The last big Universal Music acquisition to prompt regulatory intervention was its 2012 acquisition of the EMI record company. While that deal was about expanding the major’s ownership of catalogue and, as a result, market share – a critical metric in the streaming economy – this deal is about access to market and data, because of Downtown’s key role in the digital supply chain. 

Crucial infrastructure will come under Universal’s control, giving it huge insight into how people are engaging with catalogue that it does not own or control. 

“A thriving music market needs effective competition and plenty of routes to market for labels and artists”, Smith adds. But Universal Music “is planning the exact opposite because they want to control access to the market. The two other music majors, Sony and Warner, are also buying up music businesses in key markets”. With “far fewer options”, she adds, “many labels and artists are going to be shut out”. 

Universal has been able to use its dominant position in terms of catalogue size and market share to put pressure on the streaming services to alter the way they allocate royalties in a way that benefits Universal and its shareholders. Changes that the major then sneakily brands as “artist-centric”, despite excluding artists – and indeed most labels – from any conversations regarding the evolution of a business model that the entire industry then has to work with. 

By acquiring the Downtown group – and therefore ultimately controlling the rights of artists, labels, songwriters and publishers that utilise the distribution and administration services of Downtown, FUGA, Songtrust and CD Baby – that market dominance, and accompanying power to force self-serving changes to the streaming business model, will only increase. 

However, the access to market and data ramifications are bigger. Many labels that utilise streaming deals negotiated by digital licensing agency Merlin rely on FUGA to deliver their content. Some independent distributors also utilise the FUGA infrastructure. Other indies use Downtown-owned royalties platform Curve to manage royalty payments. The Downtown deal, therefore, means countless independent music businesses will see their content and data start to move through Universal-owned networks. 

Honing in on the access point, IMPALA Chair Dario Draštata says: “All markets need big companies, but the music market is experiencing a level of concentration that would not be tolerated in any other market. Independent labels and artists should not depend on their competitors for access”. 

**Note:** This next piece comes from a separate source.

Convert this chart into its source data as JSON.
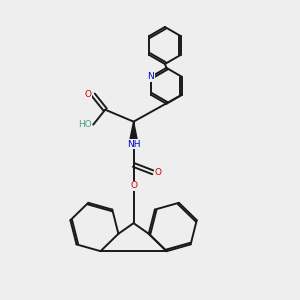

Smith calls on regulators to properly scrutinise the access to market concerns. “This is like shining a light in the basement of a four-storey building to discover that the owner of the first and second floor owns the pipes and wiring and the lifts”, she continues, adding “they control the whole structure”. 

To that end, “you need to switch on all the lights to understand how the sector works”, and the full effect of the Downtown deal – coupled with Universal’s recent acquisition of [PIAS] – “in the context of a market leader with interests at all levels of the music ecosystem”. 

Universal has also been criticised for presenting the Downtown acquisition as being a pro-indie deal driven by its label services division Virgin Music – a brand some still associate with the independent sector because of the origins of Virgin Records. 

It has also tried to position the transaction as a US-based deal – presumably because European regulators are more likely to intervene – despite FUGA being a key player in the European market and a business with significant operations in the Netherlands, where it was founded and where Universal Music Group NV, the legal entity of Universal, is also domiciled. 

Smith says Universal’s claims that the businesses it is acquiring are still “independent” is “misleading and unfair competition”, while Draštata adds, “We look to regulators to see through the ‘indie washing’ and take action”.